ESPE Abstracts

Background: Isolated gonadotropin-releasing hormone deficiency (IGD) is a genetically heterogeneous disorder caused by >60 genes resulting in a broad range of clinical manifestations and classified into Kallmann syndrome (KS) with anosmia and normosmic isolated hypogonadotropic hypogonadism (nIHH). Despite the advent of next-generation sequencing technology, ~50% of the cases remain genetically undiagnosed. Previously, copy number variations (CNVs) in known IGD genes contribute ~2% of IGD pathogenesis. This study aims to investigate frequency of CNVs and clinical characteristics in patients with KS and nIHH.

Methods: This study included 77 patients (45 with KS, 27 with nIHH, and 5 prepubertal children with anosmia or micropenis). Clinical features and endocrine findings were retrospectively analyzed. Genetic testing was performed using Sanger sequencing for select genes (n = 39), multiplex ligation-dependent probe amplification (MLPA) analysis for ANOS1 (n = 32), targeted gene panel sequencing (n = 27), whole-exome sequencing (WES, n = 29), or whole-genome sequencing (WGS, n = 16). One neonate with Xp22 deletion detected by G-scanning was included.

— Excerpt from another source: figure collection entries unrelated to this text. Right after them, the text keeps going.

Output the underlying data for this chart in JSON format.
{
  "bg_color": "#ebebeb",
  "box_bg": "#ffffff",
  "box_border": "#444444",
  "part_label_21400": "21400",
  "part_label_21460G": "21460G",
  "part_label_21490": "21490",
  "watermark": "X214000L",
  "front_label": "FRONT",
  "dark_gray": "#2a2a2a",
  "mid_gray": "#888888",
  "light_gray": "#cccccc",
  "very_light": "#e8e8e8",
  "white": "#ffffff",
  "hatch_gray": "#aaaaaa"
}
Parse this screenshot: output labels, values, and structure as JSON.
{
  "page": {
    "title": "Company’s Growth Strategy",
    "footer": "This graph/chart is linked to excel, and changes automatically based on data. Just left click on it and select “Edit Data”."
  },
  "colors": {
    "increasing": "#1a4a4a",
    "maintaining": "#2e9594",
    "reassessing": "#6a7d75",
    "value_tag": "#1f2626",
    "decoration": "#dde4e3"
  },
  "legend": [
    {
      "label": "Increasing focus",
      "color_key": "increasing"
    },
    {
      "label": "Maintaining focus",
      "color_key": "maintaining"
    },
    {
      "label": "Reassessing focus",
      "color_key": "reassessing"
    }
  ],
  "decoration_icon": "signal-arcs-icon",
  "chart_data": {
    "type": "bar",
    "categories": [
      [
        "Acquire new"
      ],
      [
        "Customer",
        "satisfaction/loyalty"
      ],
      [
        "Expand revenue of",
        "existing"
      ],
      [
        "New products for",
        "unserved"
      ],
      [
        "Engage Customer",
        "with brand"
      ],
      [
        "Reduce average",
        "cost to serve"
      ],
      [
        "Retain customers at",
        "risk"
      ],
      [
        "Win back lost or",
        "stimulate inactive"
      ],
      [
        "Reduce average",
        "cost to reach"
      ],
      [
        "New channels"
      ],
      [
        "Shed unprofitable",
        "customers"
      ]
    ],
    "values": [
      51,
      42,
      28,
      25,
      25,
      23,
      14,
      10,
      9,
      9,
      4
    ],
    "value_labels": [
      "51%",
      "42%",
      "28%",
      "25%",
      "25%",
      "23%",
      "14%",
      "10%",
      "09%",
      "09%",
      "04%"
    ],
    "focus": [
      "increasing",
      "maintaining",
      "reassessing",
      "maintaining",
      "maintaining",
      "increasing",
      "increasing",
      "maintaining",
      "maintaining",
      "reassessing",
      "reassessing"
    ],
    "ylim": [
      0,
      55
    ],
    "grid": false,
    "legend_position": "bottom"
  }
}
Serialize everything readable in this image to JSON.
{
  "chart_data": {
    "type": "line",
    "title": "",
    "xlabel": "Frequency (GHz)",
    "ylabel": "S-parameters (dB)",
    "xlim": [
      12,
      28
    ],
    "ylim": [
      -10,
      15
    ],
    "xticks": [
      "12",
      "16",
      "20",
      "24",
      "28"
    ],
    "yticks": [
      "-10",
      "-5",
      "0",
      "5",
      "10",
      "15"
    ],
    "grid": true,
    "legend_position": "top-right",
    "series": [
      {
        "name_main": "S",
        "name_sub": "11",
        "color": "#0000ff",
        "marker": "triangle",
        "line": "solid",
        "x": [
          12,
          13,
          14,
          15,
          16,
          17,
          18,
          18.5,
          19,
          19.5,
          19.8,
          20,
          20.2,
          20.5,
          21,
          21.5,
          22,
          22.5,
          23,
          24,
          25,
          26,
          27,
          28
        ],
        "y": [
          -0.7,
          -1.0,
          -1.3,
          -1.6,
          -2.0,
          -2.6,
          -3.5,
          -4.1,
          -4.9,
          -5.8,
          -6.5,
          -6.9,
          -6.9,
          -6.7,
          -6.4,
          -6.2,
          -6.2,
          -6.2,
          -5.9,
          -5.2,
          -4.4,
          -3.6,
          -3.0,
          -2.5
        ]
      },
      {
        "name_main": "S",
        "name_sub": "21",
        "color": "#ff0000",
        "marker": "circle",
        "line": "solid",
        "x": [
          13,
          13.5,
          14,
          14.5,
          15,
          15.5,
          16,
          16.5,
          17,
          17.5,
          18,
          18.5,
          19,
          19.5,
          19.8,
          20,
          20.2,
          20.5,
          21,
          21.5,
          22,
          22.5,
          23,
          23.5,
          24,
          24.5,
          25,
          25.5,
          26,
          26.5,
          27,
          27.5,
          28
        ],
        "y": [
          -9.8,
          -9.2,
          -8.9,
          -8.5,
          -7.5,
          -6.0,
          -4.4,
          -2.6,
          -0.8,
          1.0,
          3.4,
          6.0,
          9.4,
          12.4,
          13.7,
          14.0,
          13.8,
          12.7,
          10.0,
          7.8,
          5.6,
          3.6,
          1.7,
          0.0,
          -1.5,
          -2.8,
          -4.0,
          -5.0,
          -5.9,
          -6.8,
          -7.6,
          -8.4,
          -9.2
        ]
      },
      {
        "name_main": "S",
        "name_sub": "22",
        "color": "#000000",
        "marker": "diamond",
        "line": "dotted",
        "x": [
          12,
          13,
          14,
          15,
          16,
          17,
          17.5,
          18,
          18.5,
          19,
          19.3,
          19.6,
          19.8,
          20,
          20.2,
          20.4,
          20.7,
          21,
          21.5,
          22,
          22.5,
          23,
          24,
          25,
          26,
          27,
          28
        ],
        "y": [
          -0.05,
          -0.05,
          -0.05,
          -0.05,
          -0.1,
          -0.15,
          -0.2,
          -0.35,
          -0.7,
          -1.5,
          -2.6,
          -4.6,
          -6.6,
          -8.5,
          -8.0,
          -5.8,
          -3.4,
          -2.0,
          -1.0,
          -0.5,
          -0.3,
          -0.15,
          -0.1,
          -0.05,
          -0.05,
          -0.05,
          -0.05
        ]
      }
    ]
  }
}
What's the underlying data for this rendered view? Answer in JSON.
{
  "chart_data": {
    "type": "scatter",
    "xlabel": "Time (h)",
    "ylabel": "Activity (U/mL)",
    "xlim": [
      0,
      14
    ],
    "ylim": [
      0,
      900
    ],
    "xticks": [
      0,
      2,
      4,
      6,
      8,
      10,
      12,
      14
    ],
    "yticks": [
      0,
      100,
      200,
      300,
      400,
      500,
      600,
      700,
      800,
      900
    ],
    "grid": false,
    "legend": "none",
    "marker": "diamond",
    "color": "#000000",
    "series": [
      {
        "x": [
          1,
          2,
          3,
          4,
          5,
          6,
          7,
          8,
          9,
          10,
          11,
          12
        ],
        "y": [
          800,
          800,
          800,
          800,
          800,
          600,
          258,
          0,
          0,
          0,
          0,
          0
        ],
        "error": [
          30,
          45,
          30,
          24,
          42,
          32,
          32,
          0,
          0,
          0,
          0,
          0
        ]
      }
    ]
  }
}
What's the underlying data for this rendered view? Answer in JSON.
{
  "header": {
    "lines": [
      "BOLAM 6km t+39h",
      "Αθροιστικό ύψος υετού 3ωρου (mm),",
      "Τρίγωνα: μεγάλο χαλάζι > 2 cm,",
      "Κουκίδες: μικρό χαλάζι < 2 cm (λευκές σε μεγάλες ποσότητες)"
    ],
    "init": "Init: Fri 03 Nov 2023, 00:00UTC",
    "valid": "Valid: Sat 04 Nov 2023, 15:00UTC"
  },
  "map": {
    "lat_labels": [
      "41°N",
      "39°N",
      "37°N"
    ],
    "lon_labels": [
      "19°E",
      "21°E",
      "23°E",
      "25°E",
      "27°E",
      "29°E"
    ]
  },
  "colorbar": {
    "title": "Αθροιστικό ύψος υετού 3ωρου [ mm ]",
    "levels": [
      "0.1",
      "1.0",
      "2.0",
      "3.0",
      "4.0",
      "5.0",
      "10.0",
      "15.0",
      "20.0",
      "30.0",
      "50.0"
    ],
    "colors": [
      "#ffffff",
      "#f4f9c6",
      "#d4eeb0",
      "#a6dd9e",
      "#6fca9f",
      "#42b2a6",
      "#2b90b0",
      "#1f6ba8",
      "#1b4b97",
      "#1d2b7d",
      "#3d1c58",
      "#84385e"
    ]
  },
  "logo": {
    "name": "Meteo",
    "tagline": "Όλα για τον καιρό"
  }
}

Results: Among the 77 patients, 45 (58.4%) harbored rare sequence variants, including 28 (36.4%) with pathogenic or likely pathogenic variants and 17 (22.1%) with variants of uncertain significance. Additional four patients (5.2%) had structural variants, including inv(X)(p22.23p22.2) encompassing ANOS1, deletion of exon 7 in ANOS1, Xp22.31 microdeletion, and a 20p12.3 deletion involving exon 3 to 3’-untranslated region of PROKR2. The patient who diagnosed with KS harboring inv(X)(p22.23p22.2) presented with hearing loss, developmental delay, ptosis, myopia, and unilateral renal agenesis. Among 3 patients with CNVs, two were diagnosed with KS, whereas the other one was a prepubertal child with micropenis and bilateral cryptorchidism.

Conclusion: The frequency of CNVs was 3.8% in our cohort with IGD. Comprehensive analysis using WGS or MLPA analysis is required to detect CNVs. The diagnostic yield of next-generation sequencing for IGD is still not more than 50%, suggesting that the impact of oligogenic inheritance, epigenetic modifications, and variants in non-coding regions on the etiology and variability of IGD.